What is a ShoreTel DVM and why do I need one?

April 21st, 2009

What exactly is the value of a Distributed Voice Mail Server (e.g. DVM)?   What are the pro’s and con’s of installing one?  Does it have any impact on resiliency (not redundancy) as it relates to business continuity in the event of server failures?  ShoreTel has a distributed architecture but like all other VoIP solutions there is only one “read/write” database and that is a component of the ShoreTel architecture aptly named the HQ server.   IF this server goes down and the R/W database is unavailable configuration changes can not be made throughout the “single image” installation.

Installing a DVM at the same level, or in the same site as the HQ server, provides a high degree of resiliency at comparatively low cost.     At the HQ site, put all your HQ users on a DVM.   If the DVM goes down, the HQ will pick up the heavy lifting for the Users on the DVM.  If the HQ goes down, the DVM users will still have VM and AA services.  As of today, there are three services, however,  that are NOT distributed in the ShoreTel architecture. These services are known as Workgroups, Route Points; and Account codes.   If you lose the HQ server, you will lose these services for all sites, even if they have a DVM installed at that site!

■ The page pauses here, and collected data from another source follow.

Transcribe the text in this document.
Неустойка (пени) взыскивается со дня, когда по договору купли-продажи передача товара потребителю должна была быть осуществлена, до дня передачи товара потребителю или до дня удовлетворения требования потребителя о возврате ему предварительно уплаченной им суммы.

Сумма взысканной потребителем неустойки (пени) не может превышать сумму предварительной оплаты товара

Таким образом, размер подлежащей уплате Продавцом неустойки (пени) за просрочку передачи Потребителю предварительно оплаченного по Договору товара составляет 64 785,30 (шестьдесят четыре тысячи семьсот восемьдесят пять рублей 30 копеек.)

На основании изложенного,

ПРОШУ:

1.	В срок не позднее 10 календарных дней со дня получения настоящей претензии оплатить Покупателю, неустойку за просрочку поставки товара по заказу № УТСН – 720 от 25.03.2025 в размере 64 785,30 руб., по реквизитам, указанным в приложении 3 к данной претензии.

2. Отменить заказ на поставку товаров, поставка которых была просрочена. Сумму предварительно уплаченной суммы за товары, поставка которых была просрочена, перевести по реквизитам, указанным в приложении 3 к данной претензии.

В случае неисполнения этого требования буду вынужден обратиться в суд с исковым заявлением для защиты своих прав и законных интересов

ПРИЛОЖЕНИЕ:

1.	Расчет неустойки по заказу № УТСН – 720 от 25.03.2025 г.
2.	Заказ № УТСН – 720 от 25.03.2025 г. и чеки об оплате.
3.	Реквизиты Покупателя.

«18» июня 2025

As it relates to low cost business continuity options, we like to install a DVM at the HQ site, but we want all switches at all sites to be managed by the HQ server.   This usually provokes a heady discussion, but here is our reasoning.   The real value of a DVM is to keep VM and AA media streams off the very expensive WAN connections. Remember that a DVM can fail up, which means the HQ server can take over Voice Mail and AA processing for the users at a site that has a failed DVM.   It makes sense to put the users at a remote site on the DVM at that site, but does it really make sense to have the switches at that site managed by the DVM at that site?

We think not.   Lets separate the issue of Users and Voice Mail from issues like TAPI, Workgroups and Personal Call Managers.   We need to remember that if a server goes down, the switches managed by that server will lose all the TAPI information for the phones that it controls.  This means you will have no functioning Workgroup Agents and not ability to monitor those Agents. Additionally, the Personal Call Managers will not work for any extensions on switches managed by the down server.

Given that Workgroups is not a distributed service, if the HQ server goes down, you will not have Workgroups anyway.   If the DVM at a remote site goes down, the HQ server will proxy for that sites Voice Mail and Automated Attendants.  Given that the HQ server was managing the switches at that remote site, you will not lose any of the PCM functionality highlighted above.  It occurs to us that this is a better place to be.   Let the HQ manage all switches and use the DVM’s for Voice Mail services for the users at remote sites!  Use a DVM at HQ for additional resiliency.